President Obama came out with a video (watch it below) and detailed statement today announcing his plan to protect Internet neutrality, urging the Federal Communications Commission to step up its regulation of broadband providers, The Wall Street Journal reports.
Obama said the “strongest possible rules” will be required to ensure that access to the Web does not become a two-tiered system with fast lanes and slow lanes, the story reports.
“In a detailed statement and video, Mr. Obama called for bright-line rules that ban broadband providers from blocking websites or cutting deals with content companies for better access to consumers, known as paid prioritization,” the story reports. “The statement was his strongest and most specific comment to date on net neutrality, the principle that all Internet traffic should be treated equally.”

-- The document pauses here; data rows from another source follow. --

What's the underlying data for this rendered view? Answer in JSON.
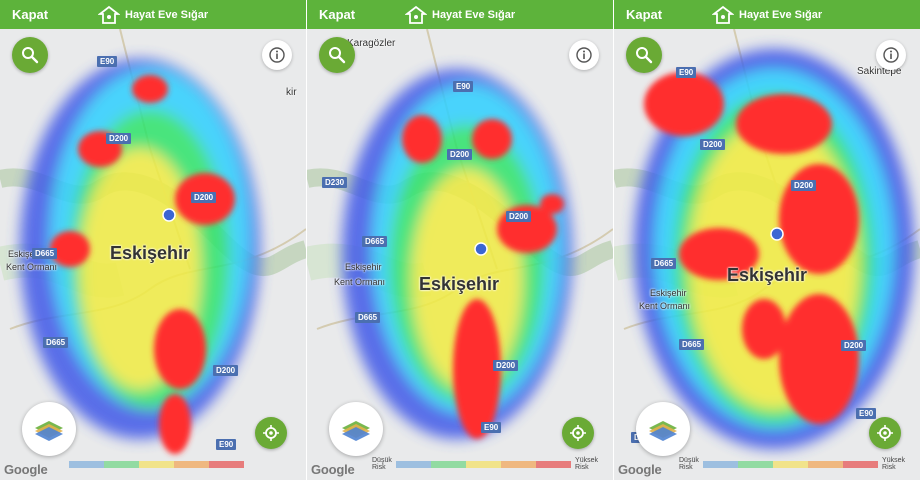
{
  "panels": [
    {
      "close_label": "Kapat",
      "brand": "Hayat Eve Sığar",
      "city_label": "Eskişehir",
      "forest_label_1": "Eskişehir",
      "forest_label_2": "Kent Ormanı",
      "extra_label": "kir",
      "roads": [
        "E90",
        "D200",
        "D200",
        "D665",
        "D665",
        "D200",
        "E90"
      ],
      "legend_low": "",
      "legend_high": ""
    },
    {
      "close_label": "Kapat",
      "brand": "Hayat Eve Sığar",
      "city_label": "Eskişehir",
      "forest_label_1": "Eskişehir",
      "forest_label_2": "Kent Ormanı",
      "extra_label": "Karagözler",
      "roads": [
        "E90",
        "D200",
        "D230",
        "D200",
        "D665",
        "D665",
        "D200",
        "E90"
      ],
      "legend_low": "Düşük Risk",
      "legend_high": "Yüksek Risk"
    },
    {
      "close_label": "Kapat",
      "brand": "Hayat Eve Sığar",
      "city_label": "Eskişehir",
      "forest_label_1": "Eskişehir",
      "forest_label_2": "Kent Ormanı",
      "extra_label": "Sakintepe",
      "roads": [
        "E90",
        "D200",
        "D200",
        "D665",
        "D665",
        "D200",
        "E90",
        "D230"
      ],
      "legend_low": "Düşük Risk",
      "legend_high": "Yüksek Risk"
    }
  ],
  "legend_colors": [
    "#9dbfe0",
    "#92dba2",
    "#f1e38a",
    "#efb880",
    "#e77c7c"
  ],
  "google_label": "Google",
  "icons": {
    "search": "search-icon",
    "info": "info-icon",
    "layers": "map-layers-icon",
    "locate": "locate-icon",
    "brand": "hayat-eve-sigar-logo-icon"
  }
}
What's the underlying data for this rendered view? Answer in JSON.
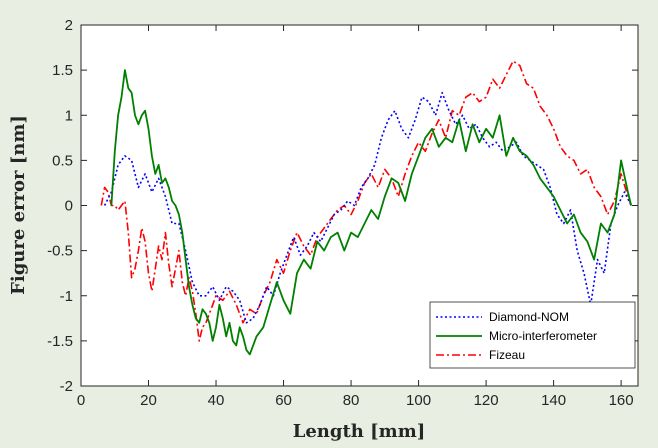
{
  "chart_data": {
    "type": "line",
    "xlabel": "Length [mm]",
    "ylabel": "Figure error [nm]",
    "xlim": [
      0,
      165
    ],
    "ylim": [
      -2,
      2
    ],
    "xticks": [
      0,
      20,
      40,
      60,
      80,
      100,
      120,
      140,
      160
    ],
    "yticks": [
      -2,
      -1.5,
      -1,
      -0.5,
      0,
      0.5,
      1,
      1.5,
      2
    ],
    "legend_position": "bottom-right",
    "series": [
      {
        "name": "Diamond-NOM",
        "color": "#0000ff",
        "dash": "dotted",
        "x": [
          7,
          9,
          11,
          13,
          15,
          17,
          19,
          21,
          23,
          25,
          27,
          29,
          31,
          33,
          35,
          37,
          39,
          41,
          43,
          45,
          47,
          49,
          51,
          53,
          55,
          57,
          59,
          61,
          63,
          65,
          67,
          69,
          71,
          73,
          75,
          77,
          79,
          81,
          83,
          85,
          87,
          89,
          91,
          93,
          95,
          97,
          99,
          101,
          103,
          105,
          107,
          109,
          111,
          113,
          115,
          117,
          119,
          121,
          123,
          125,
          127,
          129,
          131,
          133,
          135,
          137,
          139,
          141,
          143,
          145,
          147,
          149,
          151,
          153,
          155,
          157,
          159,
          161,
          163
        ],
        "y": [
          0.0,
          0.15,
          0.45,
          0.55,
          0.5,
          0.2,
          0.35,
          0.15,
          0.3,
          0.1,
          -0.2,
          -0.2,
          -0.5,
          -0.85,
          -1.0,
          -1.0,
          -0.9,
          -1.05,
          -0.9,
          -0.95,
          -1.05,
          -1.3,
          -1.25,
          -1.1,
          -0.9,
          -1.0,
          -0.75,
          -0.55,
          -0.35,
          -0.55,
          -0.45,
          -0.3,
          -0.4,
          -0.25,
          -0.1,
          -0.05,
          0.05,
          0.0,
          0.2,
          0.3,
          0.45,
          0.75,
          0.95,
          1.05,
          0.85,
          0.75,
          0.95,
          1.2,
          1.15,
          1.0,
          1.25,
          1.05,
          0.9,
          1.0,
          0.85,
          0.9,
          0.75,
          0.65,
          0.7,
          0.6,
          0.65,
          0.7,
          0.55,
          0.5,
          0.45,
          0.4,
          0.2,
          -0.1,
          -0.2,
          -0.05,
          -0.5,
          -0.75,
          -1.1,
          -0.6,
          -0.75,
          -0.2,
          0.0,
          0.15,
          0.0
        ]
      },
      {
        "name": "Micro-interferometer",
        "color": "#008000",
        "dash": "solid",
        "x": [
          9,
          10,
          11,
          12,
          13,
          14,
          15,
          16,
          17,
          18,
          19,
          20,
          21,
          22,
          23,
          24,
          25,
          26,
          27,
          28,
          29,
          30,
          31,
          32,
          33,
          34,
          35,
          36,
          37,
          38,
          39,
          40,
          41,
          42,
          43,
          44,
          45,
          46,
          47,
          48,
          49,
          50,
          52,
          54,
          56,
          58,
          60,
          62,
          64,
          66,
          68,
          70,
          72,
          74,
          76,
          78,
          80,
          82,
          84,
          86,
          88,
          90,
          92,
          94,
          96,
          98,
          100,
          102,
          104,
          106,
          108,
          110,
          112,
          114,
          116,
          118,
          120,
          122,
          124,
          126,
          128,
          130,
          132,
          134,
          136,
          138,
          140,
          142,
          144,
          146,
          148,
          150,
          152,
          154,
          156,
          158,
          160,
          162,
          163
        ],
        "y": [
          0.0,
          0.6,
          1.0,
          1.2,
          1.5,
          1.3,
          1.25,
          1.0,
          0.9,
          1.0,
          1.05,
          0.85,
          0.55,
          0.35,
          0.45,
          0.25,
          0.3,
          0.2,
          0.05,
          0.0,
          -0.1,
          -0.3,
          -0.6,
          -0.9,
          -1.1,
          -1.25,
          -1.3,
          -1.15,
          -1.2,
          -1.3,
          -1.5,
          -1.35,
          -1.1,
          -1.25,
          -1.45,
          -1.3,
          -1.5,
          -1.55,
          -1.35,
          -1.45,
          -1.6,
          -1.65,
          -1.45,
          -1.35,
          -1.1,
          -0.85,
          -1.05,
          -1.2,
          -0.75,
          -0.6,
          -0.7,
          -0.4,
          -0.5,
          -0.35,
          -0.3,
          -0.5,
          -0.3,
          -0.35,
          -0.2,
          -0.05,
          -0.15,
          0.1,
          0.3,
          0.25,
          0.05,
          0.35,
          0.55,
          0.75,
          0.85,
          0.65,
          0.75,
          0.7,
          0.95,
          0.6,
          0.9,
          0.7,
          0.85,
          0.75,
          1.0,
          0.55,
          0.75,
          0.6,
          0.55,
          0.45,
          0.3,
          0.2,
          0.1,
          -0.05,
          -0.2,
          -0.1,
          -0.3,
          -0.4,
          -0.6,
          -0.2,
          -0.3,
          -0.1,
          0.5,
          0.15,
          0.0
        ]
      },
      {
        "name": "Fizeau",
        "color": "#ff0000",
        "dash": "dashdot",
        "x": [
          6,
          7,
          8,
          9,
          10,
          11,
          12,
          13,
          14,
          15,
          16,
          17,
          18,
          19,
          20,
          21,
          22,
          23,
          24,
          25,
          26,
          27,
          28,
          29,
          30,
          31,
          32,
          33,
          34,
          35,
          36,
          37,
          38,
          39,
          40,
          42,
          44,
          46,
          48,
          50,
          52,
          54,
          56,
          58,
          60,
          62,
          64,
          66,
          68,
          70,
          72,
          74,
          76,
          78,
          80,
          82,
          84,
          86,
          88,
          90,
          92,
          94,
          96,
          98,
          100,
          102,
          104,
          106,
          108,
          110,
          112,
          114,
          116,
          118,
          120,
          122,
          124,
          126,
          128,
          130,
          132,
          134,
          136,
          138,
          140,
          142,
          144,
          146,
          148,
          150,
          152,
          154,
          156,
          158,
          160,
          162,
          163
        ],
        "y": [
          0.0,
          0.2,
          0.15,
          0.0,
          0.0,
          -0.05,
          0.0,
          0.05,
          -0.3,
          -0.8,
          -0.7,
          -0.5,
          -0.25,
          -0.4,
          -0.75,
          -0.95,
          -0.7,
          -0.45,
          -0.6,
          -0.3,
          -0.65,
          -0.9,
          -0.7,
          -0.5,
          -0.85,
          -1.0,
          -0.8,
          -0.95,
          -1.2,
          -1.5,
          -1.35,
          -1.3,
          -1.2,
          -1.1,
          -1.0,
          -1.05,
          -0.95,
          -1.1,
          -1.3,
          -1.15,
          -1.2,
          -1.0,
          -0.85,
          -0.6,
          -0.75,
          -0.5,
          -0.3,
          -0.45,
          -0.55,
          -0.35,
          -0.25,
          -0.15,
          -0.05,
          0.0,
          -0.1,
          0.05,
          0.25,
          0.35,
          0.2,
          0.4,
          0.3,
          0.1,
          0.35,
          0.55,
          0.7,
          0.6,
          0.8,
          0.95,
          0.75,
          1.05,
          1.0,
          1.2,
          1.25,
          1.15,
          1.2,
          1.4,
          1.3,
          1.45,
          1.6,
          1.55,
          1.35,
          1.3,
          1.1,
          1.0,
          0.85,
          0.65,
          0.55,
          0.5,
          0.35,
          0.4,
          0.2,
          0.1,
          -0.1,
          0.05,
          0.35,
          0.1,
          0.0
        ]
      }
    ]
  }
}
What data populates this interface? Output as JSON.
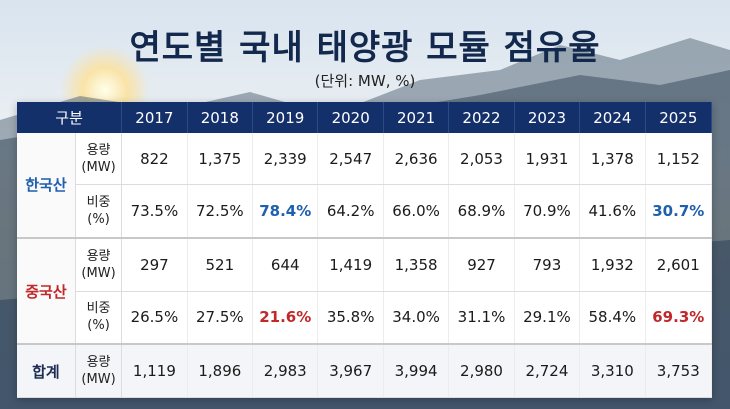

Said Obama: “We cannot allow Internet service providers to restrict the best access or to pick winners and losers in the online marketplace for services and ideas.”
The president wants the FCC to increase its regulatory power over broadband providers by reclassifying them in effect as public utilities or common carriers, along the lines of the old telephone landline providers.
“Mr. Obama wants the agency to reclassify the entire network under Title II of the Communications Act, then enact bright-line rules banning broadband providers from blocking, slowing down, or giving preferential treatment to some websites,” the story reports.
The report adds: “Mr. Obama also said that whatever rules the FCC adopts should apply equally to mobile devices, after wireless carriers were largely exempted from the FCC’s previous net-neutrality rules passed in 2010. Those rules were thrown out by a federal court in January.”